11.突発的な大音量を制限して音圧を稼ぐ。

最終更新: 2018年10月24日


大音量の中には突発的なものと継続的なものがあります。ここでは、SoundEngineを使って、突発的な大音量を制限し、音圧を稼ぐ方法を学びましょう。




音圧を上げることのメリット。


走行音では、音量差がかなり大きく、突発的な大音量を音割れしないように録音レベルを設定すると、どうしても全体の音量が小さくなってしまいます。したがって、相対的に音量の小さいモーターの起動音などが小さく聞こえ、どうしても物足りない感じがしてしまうのです。


音圧を上げあれれば、相対的に小さい音でも音量が大きくなるため、迫力が出ます。聴いていても痛快です。


また、貫通扉が勢いよく閉まる音などは、不快でそもそも耳によくありません。そういったものを除去すれば音量を上げても快適に聴くことができます。


音圧を上げることのデメリット。

デメリットとしては、音圧を高めすぎると余韻がなくなるので、透明感や風情がなくなるのと、さらに音圧を高めすぎると、音の歪みが出てくる点です。


飽和するほどに音圧を上げた走行音は、デメリットを吹き飛ばすほどに強烈な印象を残します。したがって、最初の頃はつい音圧を上げ過ぎたくなります。しかし、後から聴いて心地いいのは、金属的な残響音が聞き取れる程度に抑えた音圧です。最初は抑制的に音圧を上げていくようにしてください。


以上の長所・短所を踏まえた上で、適正に音圧の高めていきます。



【手順1】不快な部分をカット。


図のように、まるで針みたいに突き出たような波形が随所に現れています。針のような部分のすべてが不快で危険な大音量とは限りません。このなかから、不快で危険な大音量を見つけ、カットしたりリミッターをかけたりしていきます。


こういう不快で危険な大音量は、カットすることを優先した方がいいと思います。カットするとアナウンスが消えるなどの違和感が残る場合は、後述のリミッターを使った編集を行います。



【手順2】カットしなかった部分にリミッターをかける。


リミッターとは、簡単に言うと、ある音量以上の音を、自動的に一定以下に落としてくれる機能です。

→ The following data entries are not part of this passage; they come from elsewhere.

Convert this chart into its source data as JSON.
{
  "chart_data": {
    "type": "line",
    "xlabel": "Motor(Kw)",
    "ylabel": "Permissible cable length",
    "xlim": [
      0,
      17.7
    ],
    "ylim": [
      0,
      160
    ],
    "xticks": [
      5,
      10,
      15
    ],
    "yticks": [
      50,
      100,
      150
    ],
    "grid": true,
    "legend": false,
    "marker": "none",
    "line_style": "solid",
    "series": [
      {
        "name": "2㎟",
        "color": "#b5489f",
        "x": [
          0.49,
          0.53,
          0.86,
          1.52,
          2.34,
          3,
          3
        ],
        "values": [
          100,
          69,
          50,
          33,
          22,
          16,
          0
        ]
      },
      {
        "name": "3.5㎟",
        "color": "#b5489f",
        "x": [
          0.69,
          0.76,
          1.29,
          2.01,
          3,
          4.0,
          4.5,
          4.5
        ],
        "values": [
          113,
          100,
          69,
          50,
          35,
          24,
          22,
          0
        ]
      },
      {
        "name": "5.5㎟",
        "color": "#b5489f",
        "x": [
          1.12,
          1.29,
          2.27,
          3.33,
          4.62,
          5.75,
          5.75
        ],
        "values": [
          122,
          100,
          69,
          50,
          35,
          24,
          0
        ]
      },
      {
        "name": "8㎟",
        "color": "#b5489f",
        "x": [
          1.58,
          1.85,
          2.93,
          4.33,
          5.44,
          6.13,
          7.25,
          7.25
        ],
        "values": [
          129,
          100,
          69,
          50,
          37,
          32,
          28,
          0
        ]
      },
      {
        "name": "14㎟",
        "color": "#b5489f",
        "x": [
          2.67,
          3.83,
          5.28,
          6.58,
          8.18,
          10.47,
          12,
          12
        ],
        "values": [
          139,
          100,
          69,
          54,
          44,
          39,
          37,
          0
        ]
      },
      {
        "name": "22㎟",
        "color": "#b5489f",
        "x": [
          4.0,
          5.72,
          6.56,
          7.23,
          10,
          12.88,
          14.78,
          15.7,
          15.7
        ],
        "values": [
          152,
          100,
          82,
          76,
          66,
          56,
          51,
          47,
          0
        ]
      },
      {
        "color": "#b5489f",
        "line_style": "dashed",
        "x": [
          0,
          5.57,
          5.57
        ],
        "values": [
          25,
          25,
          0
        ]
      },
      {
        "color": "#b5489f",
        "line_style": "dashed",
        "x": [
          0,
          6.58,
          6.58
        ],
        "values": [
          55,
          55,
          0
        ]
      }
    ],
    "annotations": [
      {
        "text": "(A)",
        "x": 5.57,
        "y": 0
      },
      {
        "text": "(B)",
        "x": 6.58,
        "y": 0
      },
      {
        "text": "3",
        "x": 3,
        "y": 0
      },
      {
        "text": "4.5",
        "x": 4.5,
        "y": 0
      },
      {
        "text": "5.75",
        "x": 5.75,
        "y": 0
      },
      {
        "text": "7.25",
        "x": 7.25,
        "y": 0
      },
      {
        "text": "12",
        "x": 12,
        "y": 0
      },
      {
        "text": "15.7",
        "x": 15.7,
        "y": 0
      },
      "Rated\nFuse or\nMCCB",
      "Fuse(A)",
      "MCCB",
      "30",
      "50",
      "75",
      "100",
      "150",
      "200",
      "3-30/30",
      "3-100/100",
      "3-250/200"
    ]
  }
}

コンプレッサーもリミッターと似たような効果が得られ、原理の違いを一般的に説明すると長くなるのですが、SoundEngineの効果の違いに着目していえば、リミッターはコンプレッサーよりも鋭敏に効果がかかると考えておいていいと思います。 走行音の場合は、リミッターのほうが使いやすいと思います。



リミッターの使用方法

いちばん大切なのは、スレッショルドです。スレッショルドで指定した音量以上の音を小さくしてくれます。試行錯誤の上、最適な音量になるように変化させます。


次に大切なのは、アタックとリリースです。アタックは最小値に、リリースは大きめの値にとっておくといいです。


ステレオリンクとレシオの値は、100%にしておきます。


音量とマキシマイズは0にしておきます。



耳に悪い大音量はかなり強めにリミッターをかける

貫通扉の閉まる大音量など、不快で危険なもので、カットできなかった場合は、歪んでもいいですから、-20db、-25dbなど、思い切って大きめの値を設定したほうがいいと思います。


該当する範囲を選択し、リミッターをかけます。なお、「選択範囲のみ」にチェックがかかっていることを確認して下さい。



【手順3】全体的にリミッターをかける


個々の大音量を処理したら、仕上げに、全体にリミッターをかけます。効果が大きすぎると音質が悪くなるので、余韻が残る程度、だいたい高速走行中のピークにかかるレベルのスレッショルド値に設定しましょう。「選択範囲のみ」のチェックが外されていることを確認して下さい。



効果をかけると、大音量がだいぶならされ、赤帯の部分に余裕が生まれました。この分だけ音量を増幅しても音割れがしなくなるわけですし、突発的な音量で不快になることもありません。








【手順4】ノーマライズで音量を最大限上げる


つぎに、ノーマライズで音量を上げてしまいましょう。ノイズがのらないギリギリの音量まで上げてくれます。すべて自動でやってくれるので、ワンクリックするだけでOKです。


結果が思わしくなければ、再度全体にリミッターをかけ、ノーマライズします。手順3と手順4を繰り返すことで、音割れさせずに音量をどんどん大きくできます。


どんどん音圧を高められるからといって、そのぶん使い過ぎると副作用を招きます。調子に乗ってリミッター・ノーマライズを何回も繰り返していると、余韻がなくなるなど、音質の劣化を招くことは前述しました。残響音を大切にしながら、効果をかけていきましょう。